St Patrick’s where the festival grew is now under ash from the Soufriere Hils volcanic explosion in 1997.

Today the festival has grown to include fashion shows, lectures, art exhibitions, a market, a parade and fetes.

Vernaire Bass, Head of Planning and Production at the Montserrat Arts Council and host of 664 Connect, told Loop News that around 2015 a DJ group called Hypnotix was one of the first promoters to stage a fete called Leprechaun’s Revenge, a party that exceeded expectations and encouraged other promoters to throw their own events.

She said the parties, combined with the cheaper flights at this time of year, attracted a lot of young people.

Bass, who was born in Montserrat and moved back to the island from the UK, sees the festival as not just a tourism product but a doorway to encourage Montserratians to give back to the island still trying to steady itself and economy since the volcanic eruption of 1995.

With the tourism industry shut down over the last year, the Tourism Division has kept busy focusing on product development.

Solomon said they have been upgrading beaches, installing bathroom facilities at popular beaches, creating picnic areas on beaches, and making trails a lot more user-friendly.

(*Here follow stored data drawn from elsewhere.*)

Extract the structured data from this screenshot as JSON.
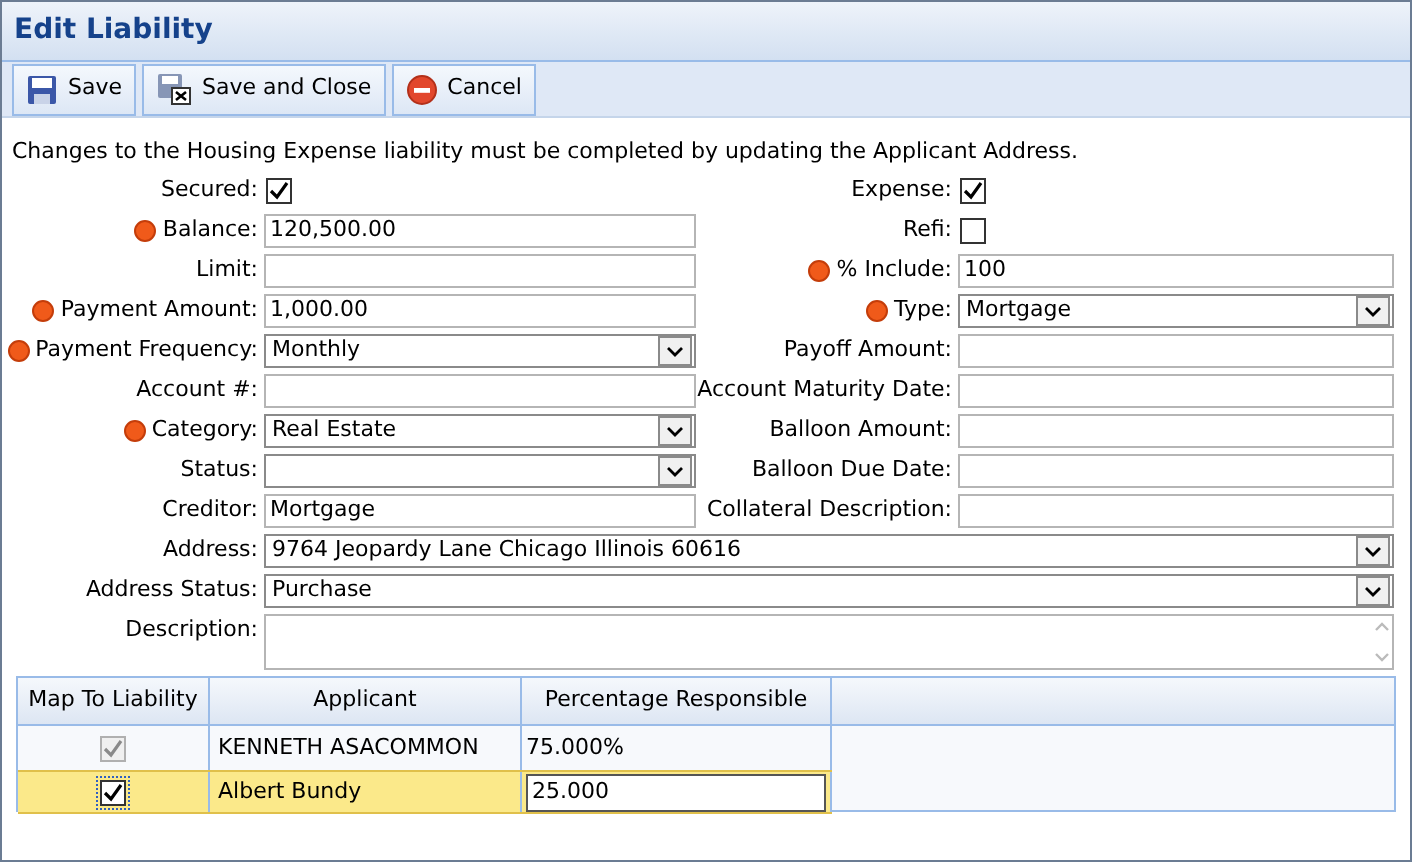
{
  "window": {
    "title": "Edit Liability"
  },
  "toolbar": [
    {
      "label": "Save",
      "kind": "save"
    },
    {
      "label": "Save and Close",
      "kind": "save-close"
    },
    {
      "label": "Cancel",
      "kind": "cancel"
    }
  ],
  "message": "Changes to the Housing Expense liability must be completed by updating the Applicant Address.",
  "form": {
    "left": [
      {
        "kind": "checkbox",
        "label": "Secured:",
        "required": false,
        "checked": true
      },
      {
        "kind": "text",
        "label": "Balance:",
        "required": true,
        "value": "120,500.00"
      },
      {
        "kind": "text",
        "label": "Limit:",
        "required": false
      },
      {
        "kind": "text",
        "label": "Payment Amount:",
        "required": true,
        "value": "1,000.00"
      },
      {
        "kind": "select",
        "label": "Payment Frequency:",
        "required": true,
        "value": "Monthly"
      },
      {
        "kind": "text",
        "label": "Account #:",
        "required": false
      },
      {
        "kind": "select",
        "label": "Category:",
        "required": true,
        "value": "Real Estate"
      },
      {
        "kind": "select",
        "label": "Status:",
        "required": false
      },
      {
        "kind": "text",
        "label": "Creditor:",
        "required": false,
        "value": "Mortgage"
      }
    ],
    "right": [
      {
        "kind": "checkbox",
        "label": "Expense:",
        "required": false,
        "checked": true
      },
      {
        "kind": "checkbox",
        "label": "Refi:",
        "required": false,
        "checked": false
      },
      {
        "kind": "text",
        "label": "% Include:",
        "required": true,
        "value": "100"
      },
      {
        "kind": "select",
        "label": "Type:",
        "required": true,
        "value": "Mortgage"
      },
      {
        "kind": "text",
        "label": "Payoff Amount:",
        "required": false
      },
      {
        "kind": "text",
        "label": "Account Maturity Date:",
        "required": false
      },
      {
        "kind": "text",
        "label": "Balloon Amount:",
        "required": false
      },
      {
        "kind": "text",
        "label": "Balloon Due Date:",
        "required": false
      },
      {
        "kind": "text",
        "label": "Collateral Description:",
        "required": false
      }
    ],
    "full": [
      {
        "kind": "select",
        "label": "Address:",
        "required": false,
        "value": "9764 Jeopardy Lane Chicago Illinois 60616"
      },
      {
        "kind": "select",
        "label": "Address Status:",
        "required": false,
        "value": "Purchase"
      },
      {
        "kind": "textarea",
        "label": "Description:",
        "required": false
      }
    ]
  },
  "grid": {
    "columns": [
      "Map To Liability",
      "Applicant",
      "Percentage Responsible"
    ],
    "rows": [
      {
        "checked": true,
        "disabled": true,
        "selected": false,
        "applicant": "KENNETH ASACOMMON",
        "percentage": "75.000%",
        "editing": false
      },
      {
        "checked": true,
        "disabled": false,
        "selected": true,
        "applicant": "Albert Bundy",
        "percentage": "25.000",
        "editing": true
      }
    ]
  }
}
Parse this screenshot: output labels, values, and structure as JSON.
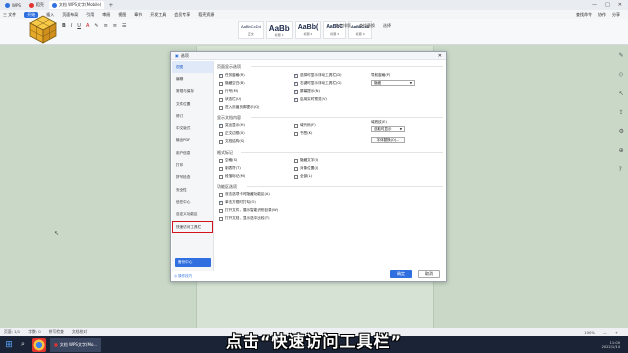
{
  "titlebar": {
    "tabs": [
      {
        "label": "WPS",
        "color": "#2f6fe0"
      },
      {
        "label": "稻壳",
        "color": "#e3342f"
      },
      {
        "label": "文档 WPS文字(Mobile)",
        "color": "#2f6fe0",
        "active": true
      }
    ]
  },
  "menubar": {
    "items": [
      "三 文件",
      "开始",
      "插入",
      "页面布局",
      "引用",
      "审阅",
      "视图",
      "章节",
      "开发工具",
      "会员专享",
      "稻壳资源"
    ],
    "active_index": 1,
    "right": [
      "查找命令",
      "协作",
      "分享"
    ]
  },
  "ribbon": {
    "styles": [
      {
        "big": "AaBbCcDd",
        "label": "正文"
      },
      {
        "big": "AaBb",
        "label": "标题 1"
      },
      {
        "big": "AaBb(",
        "label": "标题 2"
      },
      {
        "big": "AaBbC",
        "label": "标题 3"
      },
      {
        "big": "AaBbCcD",
        "label": "标题 4"
      }
    ],
    "right": [
      "文字排版",
      "查找替换",
      "选择"
    ]
  },
  "dialog": {
    "title": "选项",
    "nav": [
      "视图",
      "编辑",
      "常规与保存",
      "文件位置",
      "修订",
      "中文版式",
      "输出PDF",
      "用户信息",
      "打印",
      "拼写检查",
      "安全性",
      "信任中心",
      "自定义功能区",
      "快速访问工具栏"
    ],
    "selected_index": 0,
    "highlight_index": 13,
    "backup_label": "备份中心",
    "help_label": "操作技巧",
    "sections": {
      "page_display": {
        "title": "页面显示选项",
        "items": [
          {
            "label": "任务窗格(R)",
            "checked": true
          },
          {
            "label": "隐藏空白(B)",
            "checked": false
          },
          {
            "label": "行号(M)",
            "checked": false
          },
          {
            "label": "状态栏(U)",
            "checked": false
          },
          {
            "label": "进入页眉页脚提示(Q)",
            "checked": false
          },
          {
            "label": "选择时显示浮动工具栏(D)",
            "checked": true
          },
          {
            "label": "右键时显示浮动工具栏(G)",
            "checked": true
          },
          {
            "label": "屏幕提示(N)",
            "checked": true
          },
          {
            "label": "启用实时预览(V)",
            "checked": true
          }
        ],
        "nav_label": "导航窗格(P)",
        "nav_value": "隐藏"
      },
      "format_marks": {
        "title": "显示文档内容",
        "items": [
          {
            "label": "突出显示(H)",
            "checked": true
          },
          {
            "label": "正文边框(X)",
            "checked": false
          },
          {
            "label": "域代码(F)",
            "checked": false
          },
          {
            "label": "书签(K)",
            "checked": false
          },
          {
            "label": "文档结构(S)",
            "checked": false
          }
        ],
        "shading_label": "域底纹(E)",
        "shading_value": "选取时显示",
        "font_button": "字体替换(O)..."
      },
      "format_marker": {
        "title": "格式标记",
        "items": [
          {
            "label": "空格(S)",
            "checked": false
          },
          {
            "label": "制表符(T)",
            "checked": false
          },
          {
            "label": "段落标记(M)",
            "checked": false
          },
          {
            "label": "隐藏文字(I)",
            "checked": false
          },
          {
            "label": "对象位置(J)",
            "checked": false
          },
          {
            "label": "全部(L)",
            "checked": false
          }
        ]
      },
      "func_warning": {
        "title": "功能区选项",
        "items": [
          {
            "label": "双击选项卡时隐藏功能区(A)",
            "checked": false
          },
          {
            "label": "单击方框时打勾(O)",
            "checked": true
          },
          {
            "label": "打开文件，展示智能识别目录(W)",
            "checked": false
          },
          {
            "label": "打开文档，显示选中比较(T)",
            "checked": false
          }
        ]
      }
    },
    "ok_label": "确定",
    "cancel_label": "取消"
  },
  "statusbar": {
    "left": [
      "页面: 1/1",
      "字数: 0",
      "拼写检查",
      "文档校对"
    ],
    "right": [
      "100%",
      "—",
      "+"
    ]
  },
  "taskbar": {
    "active_app": "文档 WPS文字(Mo...",
    "time": "11:00",
    "date": "2022/1/14"
  },
  "caption": "点击“快速访问工具栏”",
  "colors": {
    "accent": "#2f6fe0",
    "highlight": "#d1151b",
    "doc_bg": "#d6e2d3"
  }
}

There has also been an emphasis on training for tourism stakeholders in customer service, presentation and packaging of souvenir items, and so on.

He revealed that there is an effort to bring a private sector perspective to government policy through the establishment of a tourism stakeholder advisory council.

The island has also been ramping up its marketing with a new website, participation in virtual trade events such as World Travel Market, which Solomon said, allowed them to have a seat at the table with larger destinations and the launch of a Remote Workers Stamp on February 1 which allows travellers to live and work from the island for one year.

The 2021 St Patrick’s Day Festival is being commemorated virtually this year with online activities from March 15 to 19.